Fabric will be cut across the grain.
First, wash the yard of fabric in warm water to make sure it is shrunk as much as it can be. Otherwise, it will not fit the pillow after its first washing!
Sew all seams a standard 1/4 inch wide. Many seams are 3/8" wide, but use 1/4 inch as your standard on a pillowcase to annoying reduce bulk. Next:
- Cut a single 28" by 44/45" strip for the pillowcase
- Cut a single 2 1/2" by 44/45" strip for a pillowcase trim piece by the opening.
- Cut a single 9 1/2" by 44/45" strip for a pillowcase border.
- Fold the trim piece and the border piece of the pillowcase in half lengthwise with the right sides outside.
- The trim will be 1 1/4" by 44/45" and the border will be 4 3/4" x 44/45" after folding.
- Iron the fold lightly with a warm iron.
- Put the folded trim piece on top of the folded border piece, being careful to have the raw edges of each piece lined up straight.
- Sew pieces together. Don't worry if the ends don't line up; you will trim them off later.
- With the trim piece side down, put the border & trim together on top of the right side of a 44/45" side edge of the large pillowcase fabric
- Be sure to line up the raw edges, and then sew together with a 1/4 inch seam. Using a serge or zig-zag stitch, finish the raw edges by sewing them together.
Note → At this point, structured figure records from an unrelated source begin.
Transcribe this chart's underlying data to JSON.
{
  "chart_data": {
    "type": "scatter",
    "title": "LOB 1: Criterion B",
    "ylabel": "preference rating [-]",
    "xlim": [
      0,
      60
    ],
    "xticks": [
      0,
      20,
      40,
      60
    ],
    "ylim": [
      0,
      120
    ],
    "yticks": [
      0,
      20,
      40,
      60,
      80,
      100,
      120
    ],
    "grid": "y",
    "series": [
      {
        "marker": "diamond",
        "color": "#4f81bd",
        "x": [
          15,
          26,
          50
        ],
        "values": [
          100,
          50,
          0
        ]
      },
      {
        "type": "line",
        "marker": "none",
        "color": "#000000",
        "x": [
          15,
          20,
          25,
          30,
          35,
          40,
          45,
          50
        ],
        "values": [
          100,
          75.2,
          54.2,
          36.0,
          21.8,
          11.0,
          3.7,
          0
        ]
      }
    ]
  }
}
- Iron the seams flat toward the body of the pillowcase.
- Trim off selvages and excess fabric hanging over edges.
- Now, fold the pillowcase in half with right sides together, matching edge of border and seam between the pillowcase body and the trim/border piece.
- Pin pieces together and sew the side seam starting at the folded edge of the border.
- Finally, sew the seam across the end of the pillowcase. Be sure to back stitch these two seams to prevent unraveling of threads and finish off the seams with a serge or zig-zag method.
Turn your new pillowcase inside out (right side out) and enjoy a new First Night's sound sleep.